Italienisches Streiflicht im Bukarester Jazz-Universum: Paolo Profeti
Italiener sind – so das allgemeine Stereotyp – für Pizzas und Spaghetti berühmt, aber auch für Opern und O sole mio. Der heute in Bukarest lebende Jazzmusiker Paolo Profeti räumt mit diesen Klischees auf.

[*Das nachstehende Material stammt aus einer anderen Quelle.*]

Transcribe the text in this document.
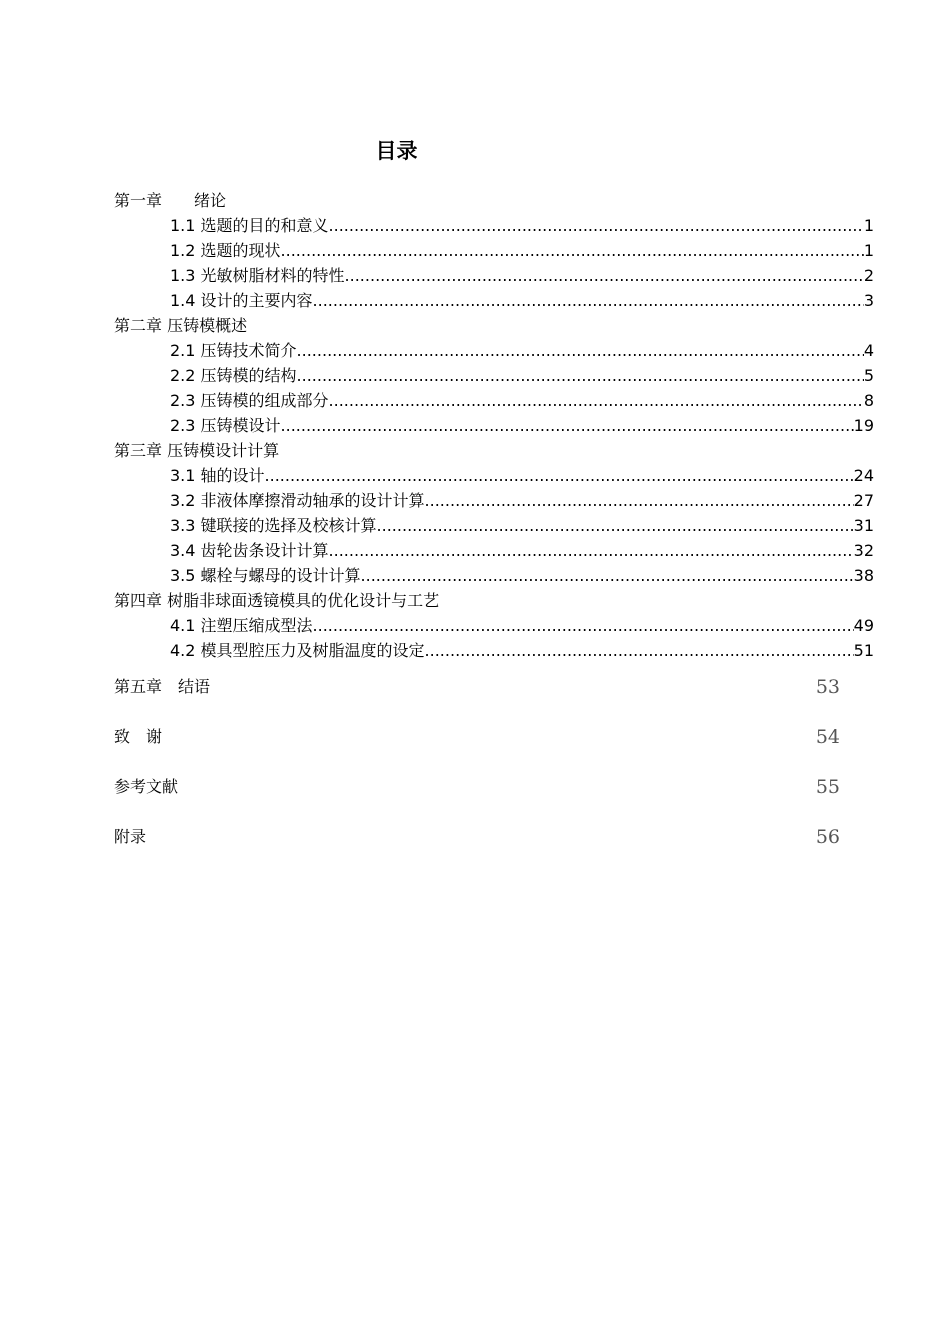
目录
第一章　　绪论
1.1 选题的目的和意义 .....	1
1.2 选题的现状 .....	1
1.3 光敏树脂材料的特性 .....	2
1.4 设计的主要内容 .....	3
第二章 压铸模概述
2.1 压铸技术简介 .....	4
2.2 压铸模的结构 .....	5
2.3 压铸模的组成部分 .....	8
2.3 压铸模设计 .....	19
第三章 压铸模设计计算
3.1 轴的设计 .....	24
3.2 非液体摩擦滑动轴承的设计计算 .....	27
3.3 键联接的选择及校核计算 .....	31
3.4 齿轮齿条设计计算 .....	32
3.5 螺栓与螺母的设计计算 .....	38
第四章 树脂非球面透镜模具的优化设计与工艺
4.1 注塑压缩成型法 .....	49
4.2 模具型腔压力及树脂温度的设定 .....	51
第五章　结语	53
致　谢	54
参考文献	55
附录	56
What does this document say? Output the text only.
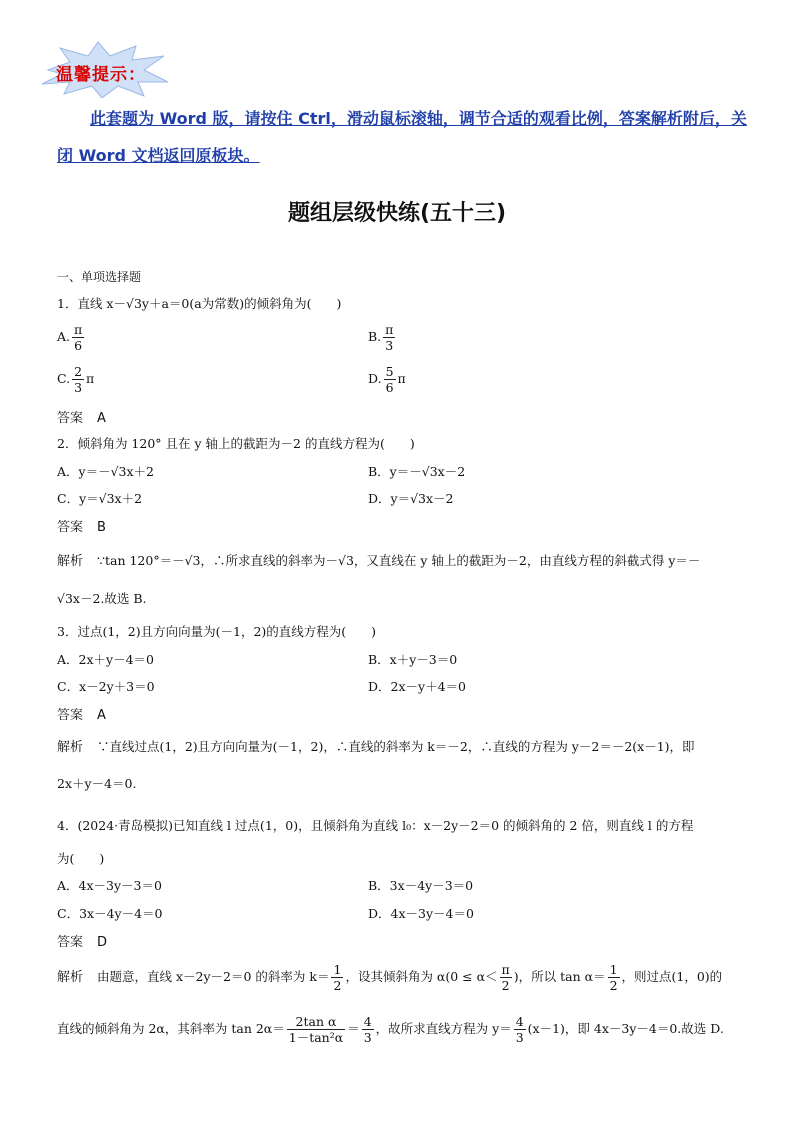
温馨提示：
此套题为 Word 版，请按住 Ctrl，滑动鼠标滚轴，调节合适的观看比例，答案解析附后，关闭 Word 文档返回原板块。
题组层级快练(五十三)
一、单项选择题
1．直线 x－√3y＋a＝0(a为常数)的倾斜角为(　　)
A. $\frac{\pi}{6}$	B. $\frac{\pi}{3}$
C. $\frac{2}{3}$ π	D. $\frac{5}{6}$ π
答案 A
2．倾斜角为 120° 且在 y 轴上的截距为－2 的直线方程为(　　)
A．y＝－√3x＋2	B．y＝－√3x－2
C．y＝√3x＋2	D．y＝√3x－2
答案 B
解析 ∵tan 120°＝－√3，∴所求直线的斜率为－√3，又直线在 y 轴上的截距为－2，由直线方程的斜截式得 y＝－
√3x－2.故选 B.
3．过点(1，2)且方向向量为(－1，2)的直线方程为(　　)
A．2x＋y－4＝0	B．x＋y－3＝0
C．x－2y＋3＝0	D．2x－y＋4＝0
答案 A
解析 ∵直线过点(1，2)且方向向量为(－1，2)，∴直线的斜率为 k＝－2，∴直线的方程为 y－2＝－2(x－1)，即
2x＋y－4＝0.
4．(2024·青岛模拟)已知直线 l 过点(1，0)，且倾斜角为直线 l₀：x－2y－2＝0 的倾斜角的 2 倍，则直线 l 的方程
为(　　)
A．4x－3y－3＝0	B．3x－4y－3＝0
C．3x－4y－4＝0	D．4x－3y－4＝0
答案 D
解析 由题意，直线 x－2y－2＝0 的斜率为 $k= \frac{1}{2}$ ，设其倾斜角为 $\alpha(0 \le \alpha< \frac{\pi}{2}$ )，所以 $\tan \alpha= \frac{1}{2}$ ，则过点(1，0)的
直线的倾斜角为 2α，其斜率为 $\tan 2\alpha= \frac{\text{2tan α}}{\text{1－tan²α}} = \frac{4}{3}$ ，故所求直线方程为 $y= \frac{4}{3} (x-1)$，即 4x－3y－4＝0.故选 D.
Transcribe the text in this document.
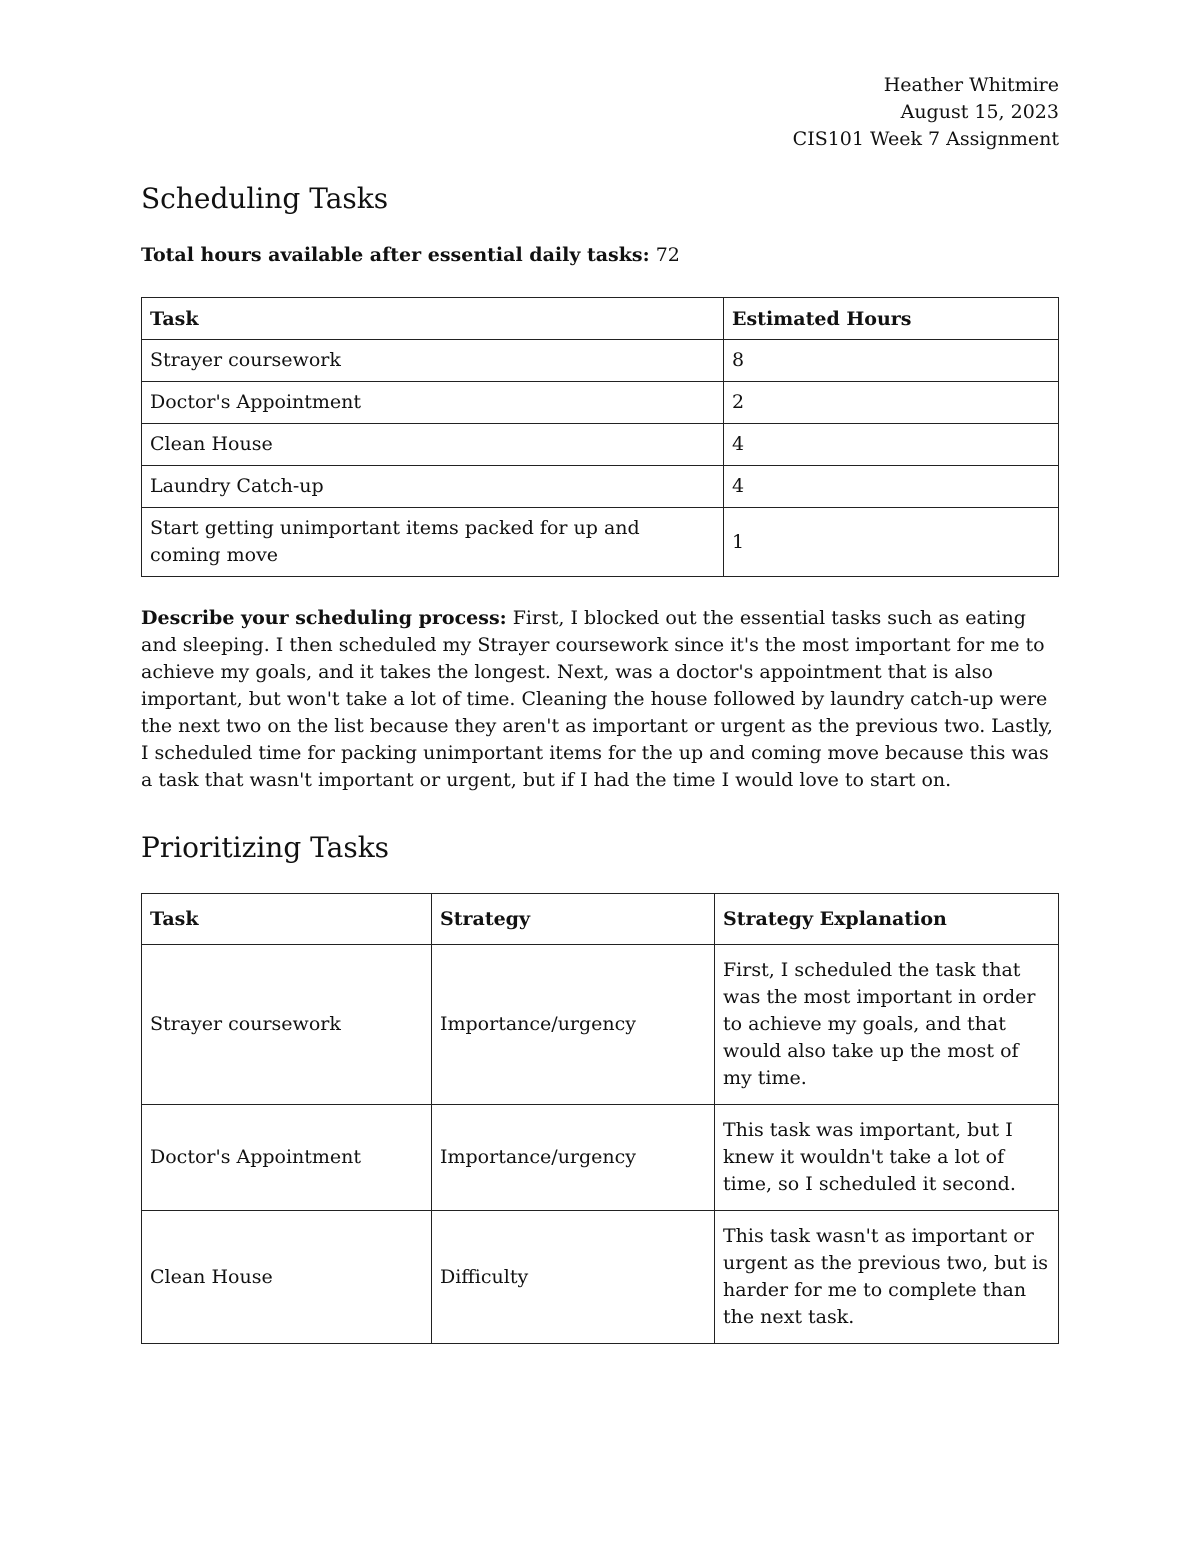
Heather Whitmire
August 15, 2023
CIS101 Week 7 Assignment
Scheduling Tasks
Total hours available after essential daily tasks: 72
Task	Estimated Hours
Strayer coursework	8
Doctor's Appointment	2
Clean House	4
Laundry Catch-up	4
Start getting unimportant items packed for up and coming move	1

Describe your scheduling process: First, I blocked out the essential tasks such as eating and sleeping. I then scheduled my Strayer coursework since it's the most important for me to achieve my goals, and it takes the longest. Next, was a doctor's appointment that is also important, but won't take a lot of time. Cleaning the house followed by laundry catch-up were the next two on the list because they aren't as important or urgent as the previous two. Lastly, I scheduled time for packing unimportant items for the up and coming move because this was a task that wasn't important or urgent, but if I had the time I would love to start on.

Prioritizing Tasks
Task	Strategy	Strategy Explanation
Strayer coursework	Importance/urgency	First, I scheduled the task that was the most important in order to achieve my goals, and that would also take up the most of my time.
Doctor's Appointment	Importance/urgency	This task was important, but I knew it wouldn't take a lot of time, so I scheduled it second.
Clean House	Difficulty	This task wasn't as important or urgent as the previous two, but is harder for me to complete than the next task.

Roxana Vasile, 13.03.2015, 16:49
Das Leben gibt den Menschen manchmal Zeichen, und es kommt vor, dass die Menschen diese Zeichen auch wahrnehmen. Auch Paolo Profeti schien eine gewisse unsichtbare Kraft nach Rumänien zu ziehen:
Keine Ahnung, ob das eine Rolle gespielt hat, aber mein bester Freund seit mehr als 25 Jahren ist zur Hälfte Rumäne. Nach Bukarest kam ich zum ersten Mal, als ich 17 Jahre alt war. Italien liegt nicht weit von Rumänien — weder geographisch, noch von meinem eigenen Empfinden her. Ich habe immer eine gewisse Anziehung für Osteuropa gespürt. Als Stadt scheint mir Bukarest sehr interessant und schön zu sein. Ich liebe es, hier zu wohnen. Ich denke, ich habe hier eine Art zuhause gefunden — auf jeden Fall fühle ich mich hier wie zuhause!“
Paolo verliebte sich in eine rumänische Frau und entschloss sich vor etwa zwei Jahren, endgültig nach Bukarest zu ziehen. Hier hat er als Jazzmusiker bereits Erfolg. Er spielt in der Big Band des rumänischen Rundfunks, die gerade ein Superkonzert mit dem weltweit besten Akkordeonspieler Richard Galliano veranstaltet hat. Profetis Gelingen beruht auf einer jahrelangen Leidenschaft für Jazz, erzählt er:
Zu spielen begann ich mit 13, nachdem ich zufällig eine Platte mit John Coltrane und Rashied Ali gehört hatte — das Saxophon schien mir besonders kraftvoll zu sein und es hat mich in seinen Bann geschlagen. Ich habe zwar in Italien auch Agrarwissenschaft studiert, einfach aus Angst, 100 Prozent Musiker zu sein. Aber ich hatte die Musik im Blut. Ich legte deshalb nach mit einem Studium an der internationalen Musikakademie in Mailand, am Centre des musiques Didier Lockwood bei Paris und am Conservatorio di musica Giuseppe Verdi in Mailand“, zählt Profeti die Stationen auf.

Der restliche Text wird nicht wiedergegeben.